In a city like Hong Kong where education is competitive and students are under constant pressure to succeed, issues like illiteracy seem a world away. But 13-year-old Daanyal Ebrahim, a student at Island School, wants to change that perception.
“Literacy is not exactly cared about much in Hong Kong,” Daanyal admits. “It’s taken for granted that we know how to read and write and we [will get] a good education.”
But the issue of illiteracy is closer to us than we might think. “More than half the world’s entire illiterate population is in South Asia,” says Daanyal - a region not so physically far from Hong Kong, and emotionally very close, considering the size of the South Asian population here.
“What people in Hong Kong should think about is not just how it affects Hong Kong, but how it affects the world. You need to be literate to survive in the world, to actually make an impact.” And Daanyal says to improve Hong Kong’s own sustainability, we need to be looking to our neighbours, and making sure everyone has a chance to contribute.
Daanyal first became interested in the topic when researching for a school project. “I chose something that was close to my heart, as everyone does,” he says. “I’ve always loved to read. My mom used to read to me a lot.”
What started as a school project soon turned Daanyal from merely an interested student into a full-blown activist.
Speaking at Island School’s recent FuturED#2 talks, Daanyal educated a large crowd of teachers, parents and students from schools across Hong Kong about the importance of literacy - and where current efforts at tackling the issue are failing.
Daanyal explained that current efforts can be divided into three areas: books, schools and money.
“The main thing with how illiteracy is currently addressed, is that it’s not effective in poor and underdeveloped areas,” says Daanyal. “Schools and books would be effective in helping to fight illiteracy in more developed areas, where parents know how to read and write.”
But in areas where both parents and children must work during the day, and the parents may not be literate themselves, it’s easy for education - and therefore literacy - to take a back seat.
“The entire family may have to work during the day in order to bring home food, water, money, just to support their family, and that is their priority, not paying for education,” Daanyal explains.
Most of the money currently raised to fight illiteracy goes to fund books and schools, but if children aren’t going to school, much of it is wasted or simply doesn’t make an impact.
But Daanyal says there is a better way. “Because technology is much more versatile, it’s much easier for children to use it and learn,” he says. “Technology is also much more interactive than books, so it’s much easier for students to actually pick up meanings and [learn how] to read and write.
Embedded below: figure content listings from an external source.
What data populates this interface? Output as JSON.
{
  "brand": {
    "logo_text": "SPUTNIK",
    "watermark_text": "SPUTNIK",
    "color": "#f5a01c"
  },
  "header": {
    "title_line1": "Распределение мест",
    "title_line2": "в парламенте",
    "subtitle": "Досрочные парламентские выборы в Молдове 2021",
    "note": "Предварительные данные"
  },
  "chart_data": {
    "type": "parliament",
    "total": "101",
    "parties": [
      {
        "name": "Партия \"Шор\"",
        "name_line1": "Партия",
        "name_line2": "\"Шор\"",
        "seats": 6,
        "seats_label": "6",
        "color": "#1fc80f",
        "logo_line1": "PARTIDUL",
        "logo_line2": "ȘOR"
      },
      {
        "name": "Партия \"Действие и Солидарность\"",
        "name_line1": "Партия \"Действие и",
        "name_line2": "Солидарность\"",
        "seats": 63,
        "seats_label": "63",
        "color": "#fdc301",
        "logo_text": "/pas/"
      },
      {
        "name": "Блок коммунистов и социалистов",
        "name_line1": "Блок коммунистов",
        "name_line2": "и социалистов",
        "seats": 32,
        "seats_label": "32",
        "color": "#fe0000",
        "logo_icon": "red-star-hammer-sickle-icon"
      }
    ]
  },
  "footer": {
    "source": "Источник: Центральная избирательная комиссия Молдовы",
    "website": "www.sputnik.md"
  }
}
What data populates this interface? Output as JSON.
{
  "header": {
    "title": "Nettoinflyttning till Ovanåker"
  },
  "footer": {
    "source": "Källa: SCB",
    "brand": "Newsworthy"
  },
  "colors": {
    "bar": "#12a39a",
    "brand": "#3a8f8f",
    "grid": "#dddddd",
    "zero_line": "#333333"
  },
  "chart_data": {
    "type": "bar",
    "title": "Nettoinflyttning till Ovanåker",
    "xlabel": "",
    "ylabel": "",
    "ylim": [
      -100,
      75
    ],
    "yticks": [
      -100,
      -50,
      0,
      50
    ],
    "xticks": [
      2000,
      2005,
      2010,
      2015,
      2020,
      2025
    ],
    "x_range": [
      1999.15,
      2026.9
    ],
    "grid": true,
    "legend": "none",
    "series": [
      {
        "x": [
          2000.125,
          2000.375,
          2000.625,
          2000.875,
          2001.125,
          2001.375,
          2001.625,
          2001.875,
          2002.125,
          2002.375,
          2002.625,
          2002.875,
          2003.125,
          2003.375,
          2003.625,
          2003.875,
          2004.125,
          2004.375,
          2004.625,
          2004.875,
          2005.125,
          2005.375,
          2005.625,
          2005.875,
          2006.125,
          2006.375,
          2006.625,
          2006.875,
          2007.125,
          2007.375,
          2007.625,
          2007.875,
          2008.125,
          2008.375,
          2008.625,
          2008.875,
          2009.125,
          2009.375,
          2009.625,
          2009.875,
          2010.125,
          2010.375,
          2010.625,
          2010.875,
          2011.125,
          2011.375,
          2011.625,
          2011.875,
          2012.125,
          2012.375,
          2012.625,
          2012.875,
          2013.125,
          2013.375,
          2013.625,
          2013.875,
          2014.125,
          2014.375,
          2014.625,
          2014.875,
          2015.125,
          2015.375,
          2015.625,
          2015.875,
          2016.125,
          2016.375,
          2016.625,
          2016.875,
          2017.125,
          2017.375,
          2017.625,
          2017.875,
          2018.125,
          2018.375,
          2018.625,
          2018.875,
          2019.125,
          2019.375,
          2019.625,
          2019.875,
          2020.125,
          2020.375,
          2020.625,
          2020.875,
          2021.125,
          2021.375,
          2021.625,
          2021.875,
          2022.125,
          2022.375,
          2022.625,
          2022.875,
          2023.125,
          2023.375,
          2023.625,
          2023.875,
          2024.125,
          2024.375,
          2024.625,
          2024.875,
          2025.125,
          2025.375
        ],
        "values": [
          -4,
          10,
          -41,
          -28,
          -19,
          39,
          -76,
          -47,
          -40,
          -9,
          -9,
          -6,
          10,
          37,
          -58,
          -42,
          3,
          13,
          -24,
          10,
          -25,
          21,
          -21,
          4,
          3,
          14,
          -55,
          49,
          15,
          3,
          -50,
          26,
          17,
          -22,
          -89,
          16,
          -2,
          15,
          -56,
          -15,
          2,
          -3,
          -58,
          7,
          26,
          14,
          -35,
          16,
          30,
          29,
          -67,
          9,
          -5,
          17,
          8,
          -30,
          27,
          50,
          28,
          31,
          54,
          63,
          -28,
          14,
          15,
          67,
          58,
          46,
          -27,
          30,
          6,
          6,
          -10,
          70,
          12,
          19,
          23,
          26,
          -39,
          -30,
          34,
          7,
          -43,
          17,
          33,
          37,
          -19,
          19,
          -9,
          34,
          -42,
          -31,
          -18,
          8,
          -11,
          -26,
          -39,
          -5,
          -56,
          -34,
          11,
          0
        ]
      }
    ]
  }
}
And there’s so many add-ons, so many things to help teach how to read and write.”
When speaking at FuturED#2, Daanyal showed some examples of how technology has already been used in much more effective ways to combat illiteracy. One example was a projector which had been used to set up an outdoor night school in an area where there wasn’t a building available to teach in a traditional classroom. Here people who need to work during the day could learn how to read and write. Another example is solar-powered tablets, which could be charged during the day without using any additional resources for those who live without consistent access to electricity.
“If we utilise innovation, it makes it much easier for technology to run without difficulties or additional resources,” Daanyal says.
But the first step is awareness, as the funding and innovation must come from those who have the resources, like Hong Kong.
“The way I see it, illiteracy is something that is such a basic part of education. It’s the first thing I think children should learn, how to read, how to write,” says Daanyal.
“I want to start raising awareness.
“I want to spread the word that we can actually solve this, but we just need to change our approach.”